New leader a winning personality with a losing strategy
Jeremy Corbyn's landslide victory in the election for leadership of the Labour Party begins a fascinating experiment. Voters and political parties everywhere ought to pay attention.
The upset underscores one striking fact - people are fed up with politics as usual. And it raises one especially important question: Can a party of the left be true to its principles and still get elected?
Corbyn, a hard-left activist rather than a career-building MP, had been such an unlikely candidate that he barely secured the nominations needed to run.
But after starting out as a 100-to-1 outsider, he won a four-way race against well-qualified rivals, with almost 60pc of the vote. The runner-up polled less than 20pc. Corbyn didn't crush his opponents, he annihilated them.

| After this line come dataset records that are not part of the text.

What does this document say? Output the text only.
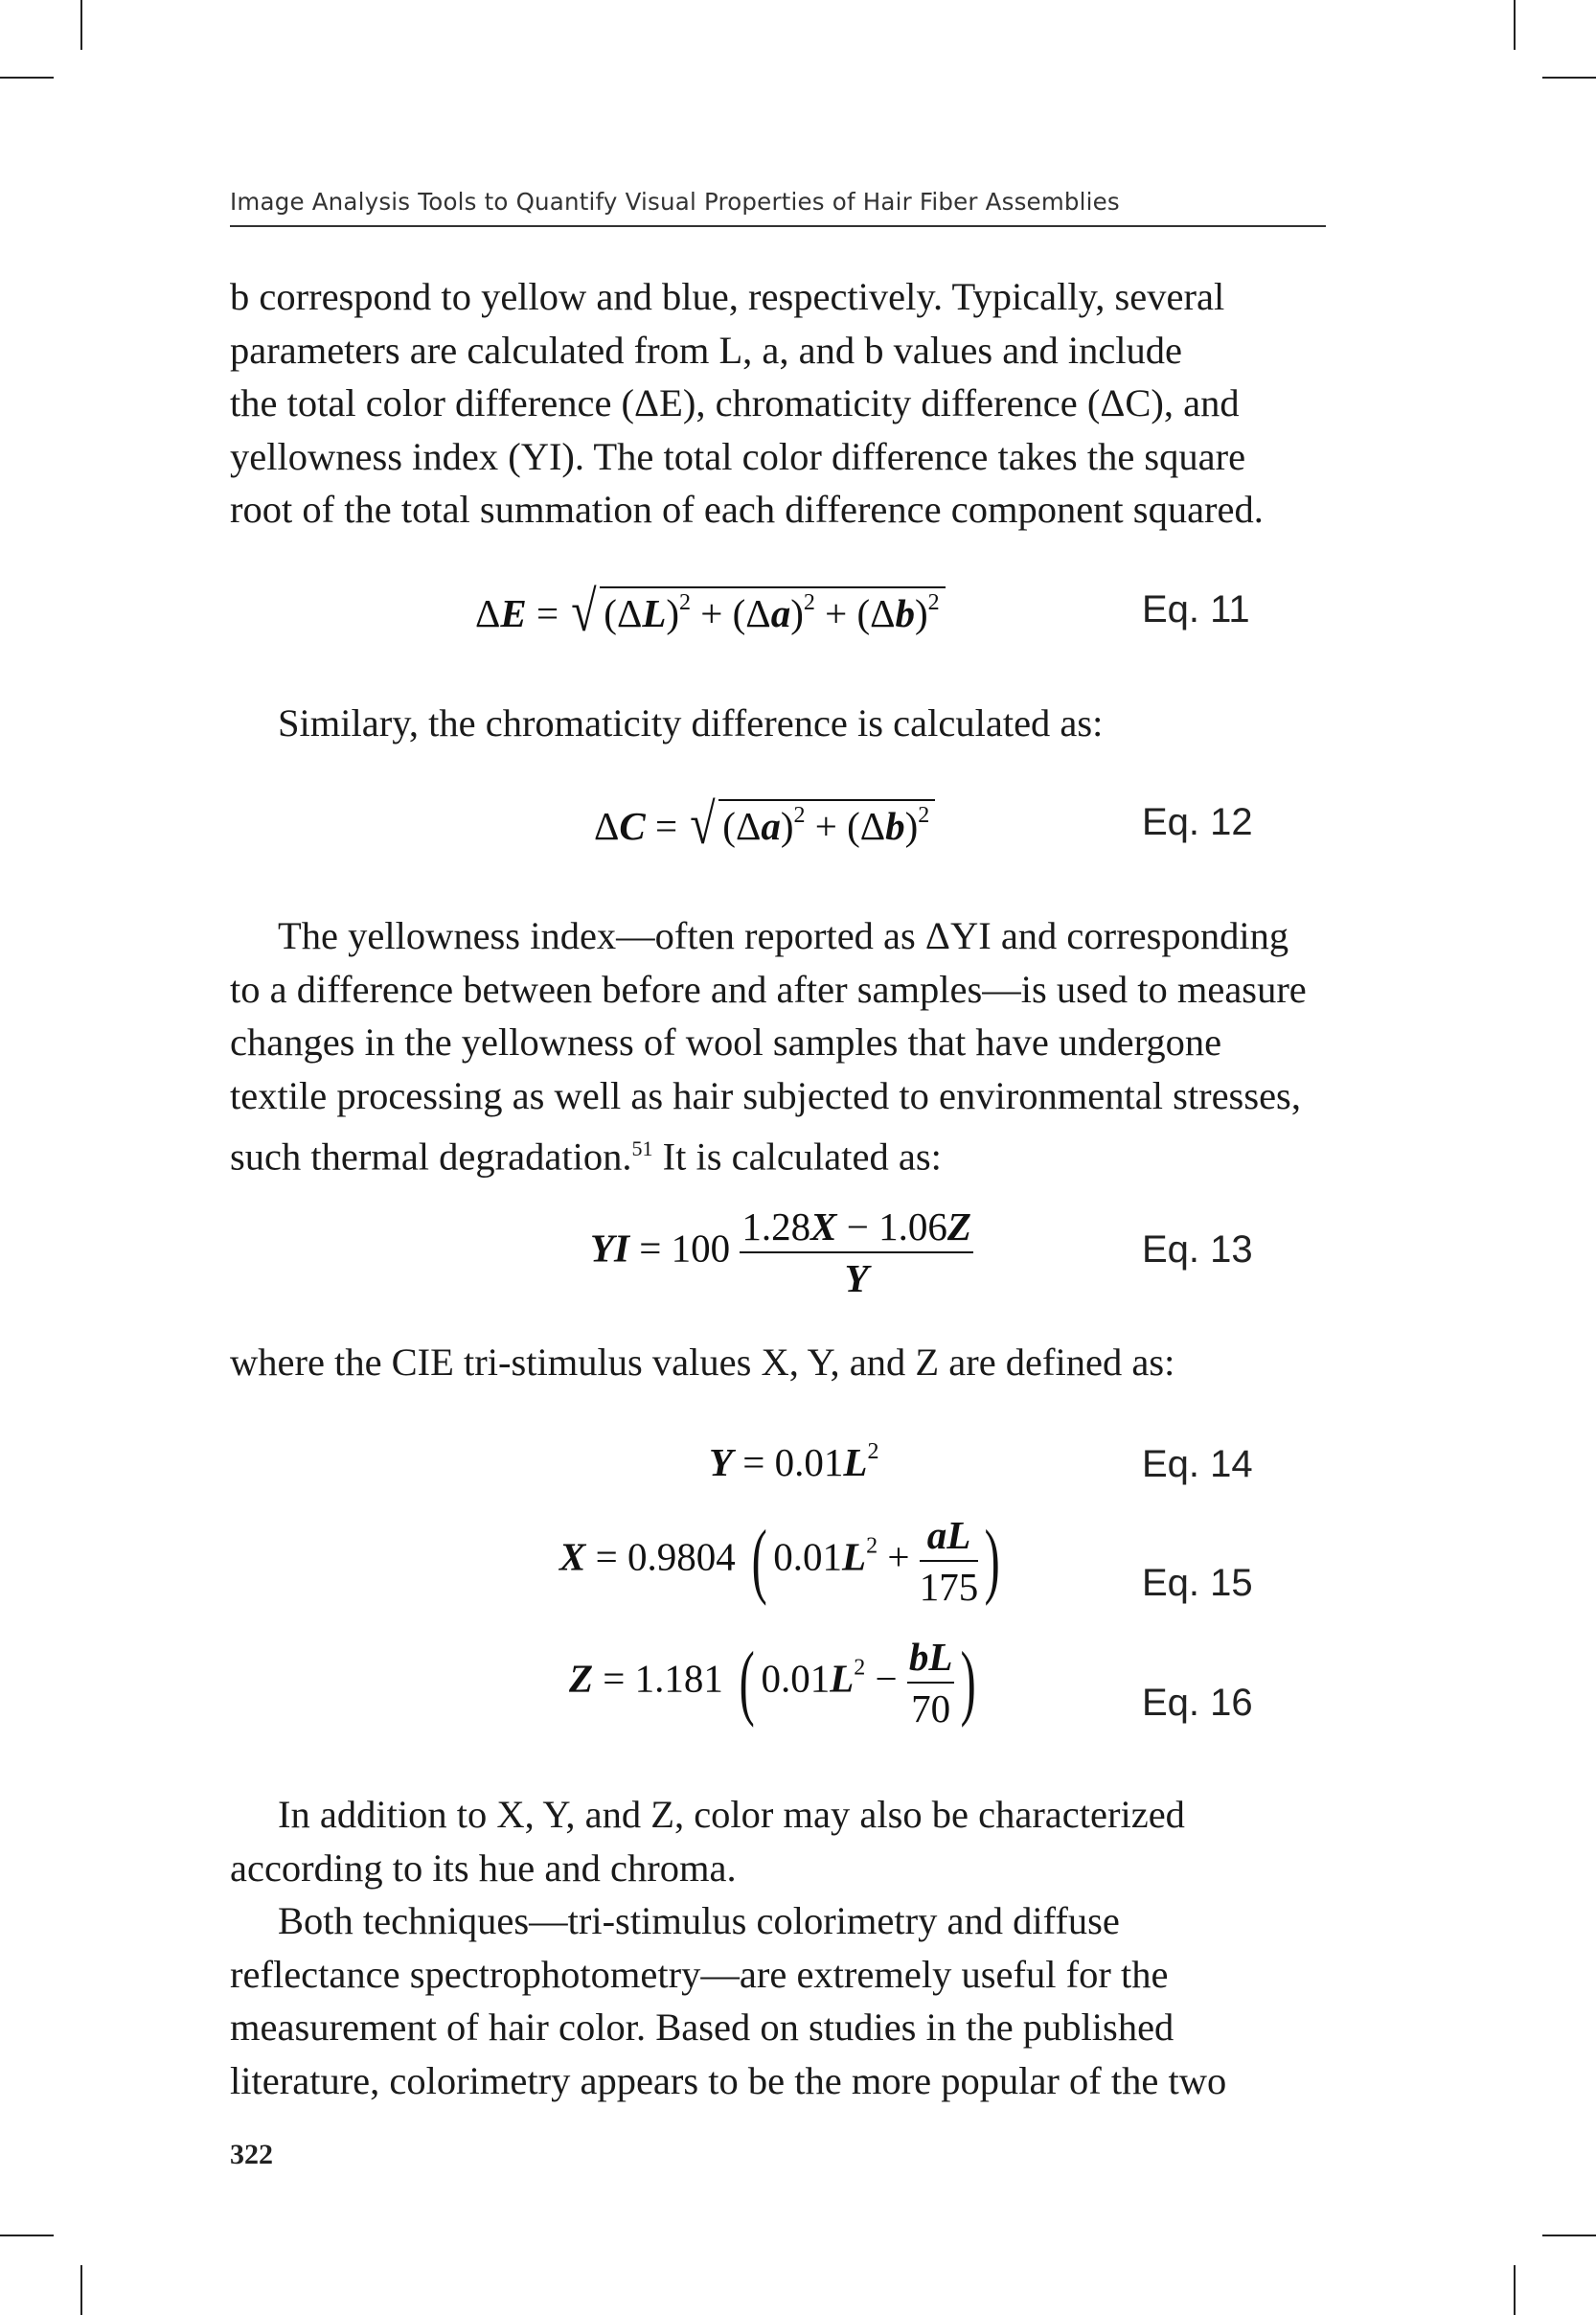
Image Analysis Tools to Quantify Visual Properties of Hair Fiber Assemblies

b correspond to yellow and blue, respectively. Typically, several

parameters are calculated from L, a, and b values and include

the total color difference (ΔE), chromaticity difference (ΔC), and

yellowness index (YI). The total color difference takes the square

root of the total summation of each difference component squared.

ΔE = √ $(\Delta L)^2 + (\Delta a)^2 + (\Delta b)^2$	Eq. 11

Similary, the chromaticity difference is calculated as:

ΔC = √ $(\Delta a)^2 + (\Delta b)^2$	Eq. 12

The yellowness index—often reported as ΔYI and corresponding

to a difference between before and after samples—is used to measure

changes in the yellowness of wool samples that have undergone

textile processing as well as hair subjected to environmental stresses,

such thermal degradation.$^{51}$ It is calculated as:

YI = $100 \frac{1.28X - 1.06Z}{Y}$	Eq. 13

where the CIE tri-stimulus values X, Y, and Z are defined as:

$Y = 0.01L^2$	Eq. 14
X = 0.9804 ( $0.01L^2 + \frac{aL}{175}$ )	Eq. 15
Z = 1.181 ( $0.01L^2 - \frac{bL}{70}$ )	Eq. 16

In addition to X, Y, and Z, color may also be characterized

according to its hue and chroma.

Both techniques—tri-stimulus colorimetry and diffuse

reflectance spectrophotometry—are extremely useful for the

measurement of hair color. Based on studies in the published

literature, colorimetry appears to be the more popular of the two

322
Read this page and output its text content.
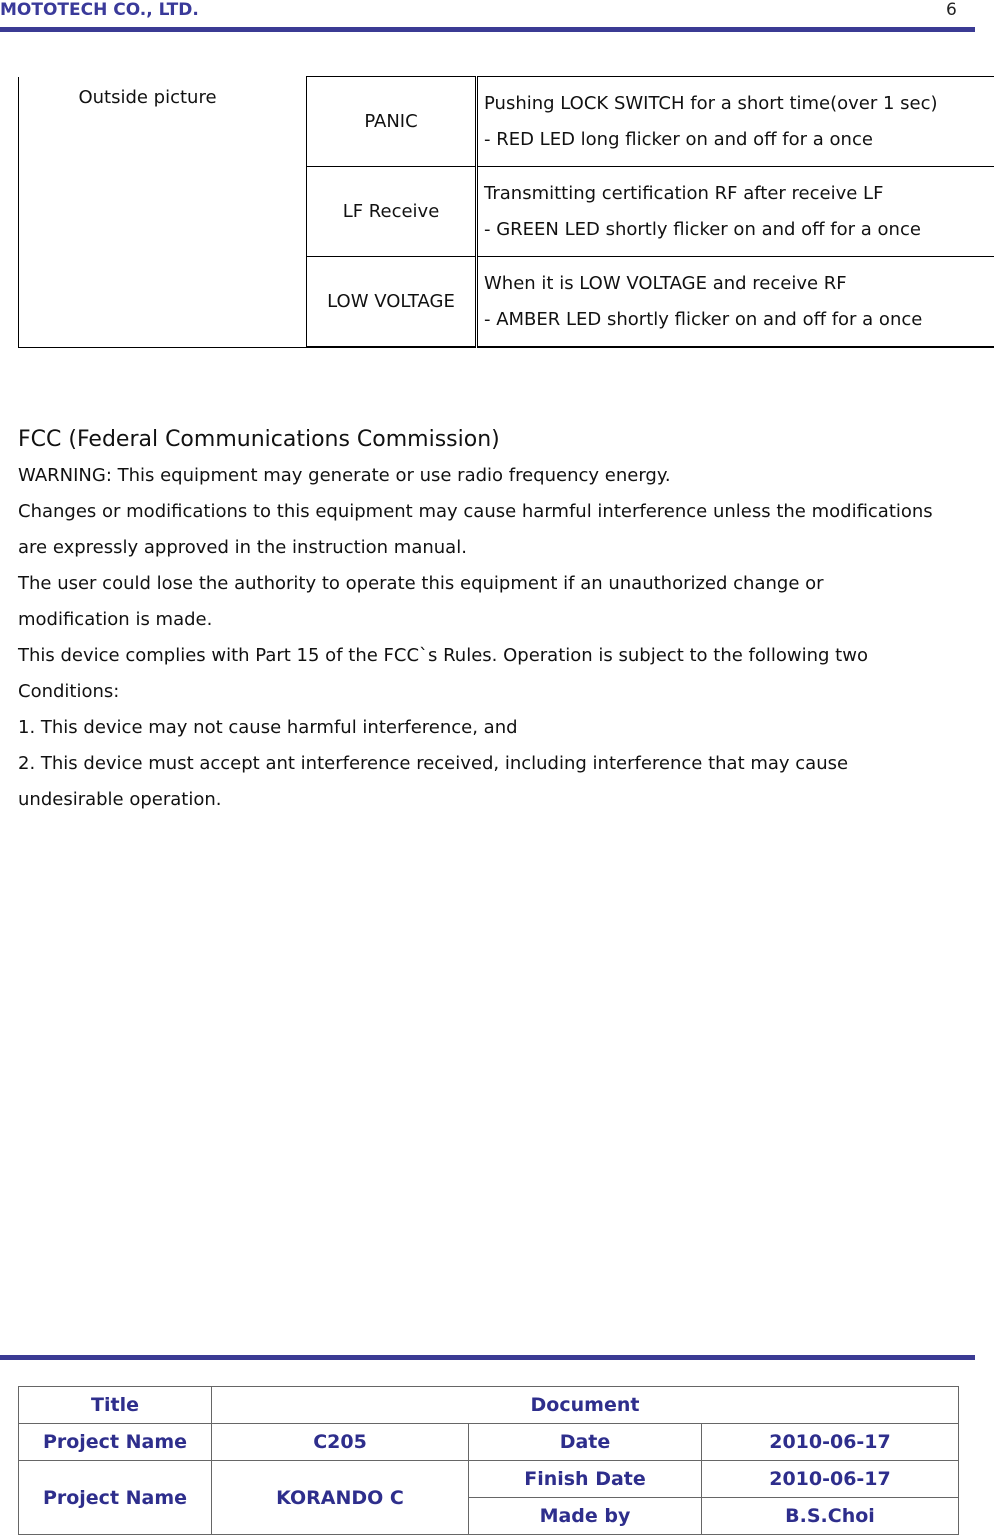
MOTOTECH CO., LTD.	6
Outside picture	PANIC	Pushing LOCK SWITCH for a short time(over 1 sec)
- RED LED long flicker on and off for a once

	LF Receive	Transmitting certification RF after receive LF
- GREEN LED shortly flicker on and off for a once

	LOW VOLTAGE	When it is LOW VOLTAGE and receive RF
- AMBER LED shortly flicker on and off for a once
FCC (Federal Communications Commission)

WARNING: This equipment may generate or use radio frequency energy.

Changes or modifications to this equipment may cause harmful interference unless the modifications

are expressly approved in the instruction manual.

The user could lose the authority to operate this equipment if an unauthorized change or

modification is made.

This device complies with Part 15 of the FCC`s Rules. Operation is subject to the following two

Conditions:

1. This device may not cause harmful interference, and

2. This device must accept ant interference received, including interference that may cause

undesirable operation.

Title	Document		
Project Name	C205	Date	2010-06-17
Project Name	KORANDO C	Finish Date	2010-06-17
		Made by	B.S.Choi
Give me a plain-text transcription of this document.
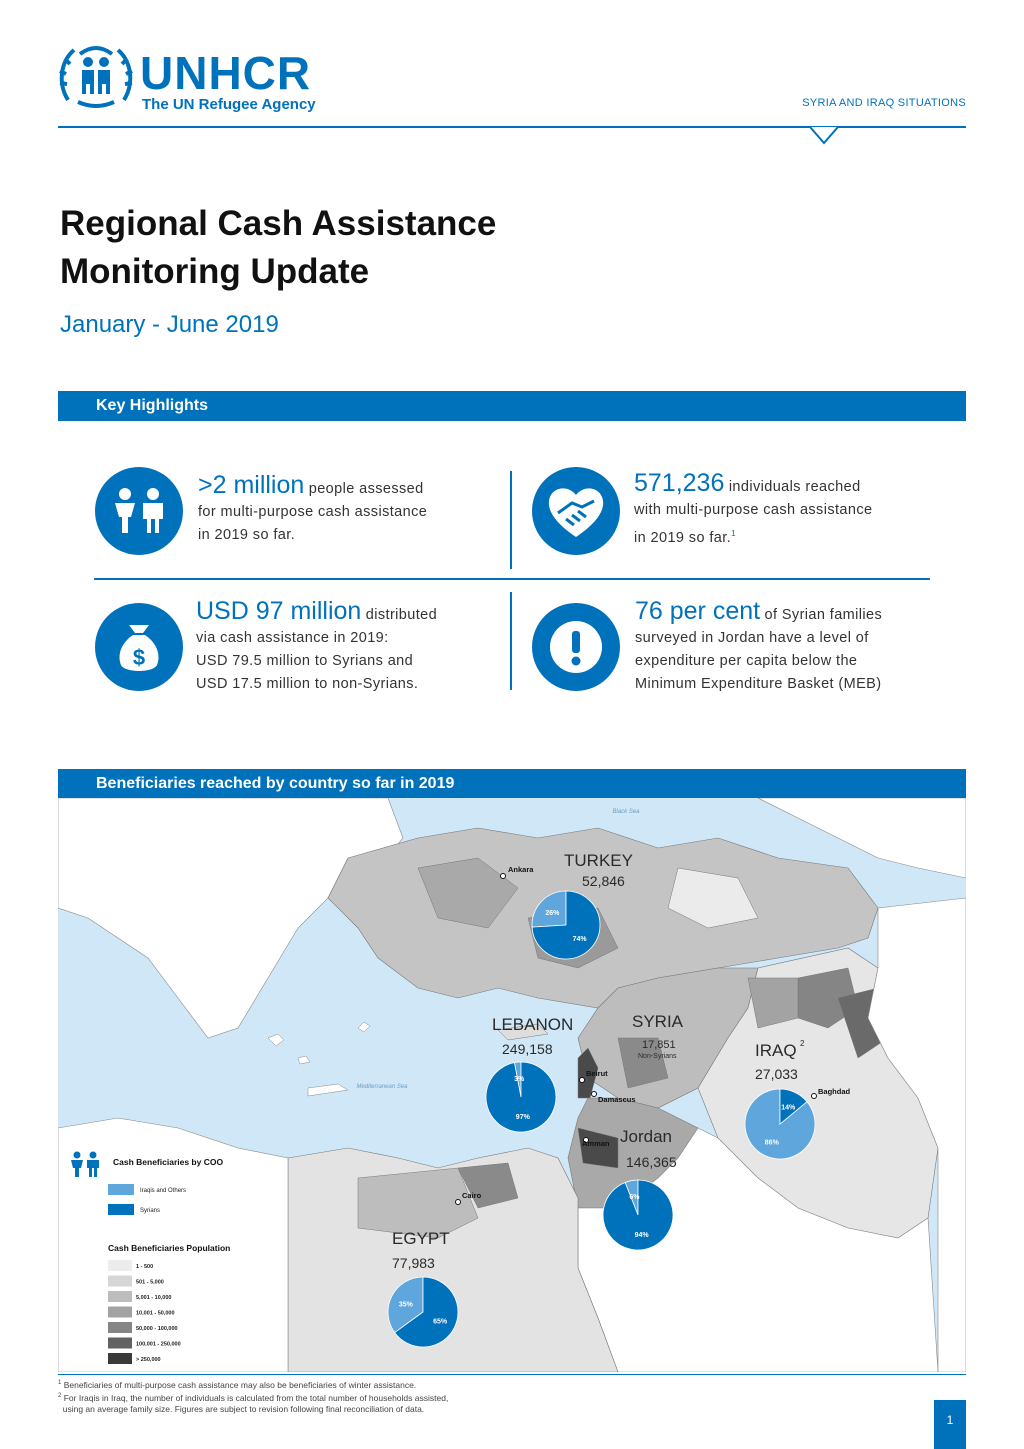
UNHCR
The UN Refugee Agency	SYRIA AND IRAQ SITUATIONS
Regional Cash Assistance
Monitoring Update
January - June 2019
Key Highlights
>2 million people assessed
for multi-purpose cash assistance
in 2019 so far.
571,236 individuals reached
with multi-purpose cash assistance
in 2019 so far.$^1$
$
USD 97 million distributed
via cash assistance in 2019:
USD 79.5 million to Syrians and
USD 17.5 million to non-Syrians.
76 per cent of Syrian families
surveyed in Jordan have a level of
expenditure per capita below the
Minimum Expenditure Basket (MEB)
Beneficiaries reached by country so far in 2019
Black Sea
Mediterranean Sea
Ankara
Beirut
Damascus
Amman
Baghdad
Cairo
TURKEY
52,846
LEBANON
249,158
SYRIA
17,851
Non-Syrians	IRAQ 2
27,033
Jordan
146,365
EGYPT
77,983
26%
74%
3%
97%
86%
14%
6%
94%
35%
65%
Cash Beneficiaries by COO
Iraqis and Others
Syrians
Cash Beneficiaries Population
1 - 500
501 - 5,000
5,001 - 10,000
10,001 - 50,000
50,000 - 100,000
100,001 - 250,000
> 250,000
$^1$ Beneficiaries of multi-purpose cash assistance may also be beneficiaries of winter assistance.
$^2$ For Iraqis in Iraq, the number of individuals is calculated from the total number of households assisted,
using an average family size. Figures are subject to revision following final reconciliation of data.
1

Yet the outcome is even more dramatic than that. The Labour Party members who voted - many of them newcomers who'd joined for that purpose - have repudiated not just the other candidates but the party's entire leadership, its rank-and-file members of parliament (only 15 out of 232 backed Corbyn) and its whole "modern left" posture. It is nothing less than a counter-revolution.
That's why many of the party's shadow ministers are saying they won't serve under Corbyn.
The Corbynistas want to renationalise the railways; increase public spending and tax the rich to pay for it; pull the UK out of Nato and maybe the EU as well; and command the Bank of England to print money to pay for public investment. Anti-Americanism is a prominent part of the mix. Corbyn once called the killing of Osama bin Laden a "tragedy" and has called Hamas and Hezbollah "friends".
In short, it's prehistoric leftism. As you'd expect, the ruling Tories are struggling to contain their joy. They now face an opposition in the mould of Labour before Tony Blair - an outfit so out of touch with the broader electorate that it kept the Conservatives in power for the better part of two decades.
Corbyn is as familiar with this history as anybody, and therefore faces a dilemma. His strength is an unassuming authenticity - like Bernie Sanders in the US, he is a straightforward man who tends to say what he means.
People like that, and his seeming lack of guile will appeal to voters beyond his political base.
The problem is that his policies won't.
Corbyn is a winning personality with a losing strategy. But if he softens his line to reach out to wavering Tories - as he surely must, to win a general election - he'll be committing the very offence his supporters most despise. Perhaps, like them, he'll prefer to lose honourably than win through compromise (or betrayal, as many activists would see it). Perhaps the party will split, with the left on one side and Blairite social democrats on the other.
Now, the British left will have to learn all over again to advocate moderation on principle, not just as a tactical calculation. It must again believe that competence and restraint in pursuit of its goals make for good policy, not just good politics.
Chances are that Corbyn, one way or another, will help the point to sink in.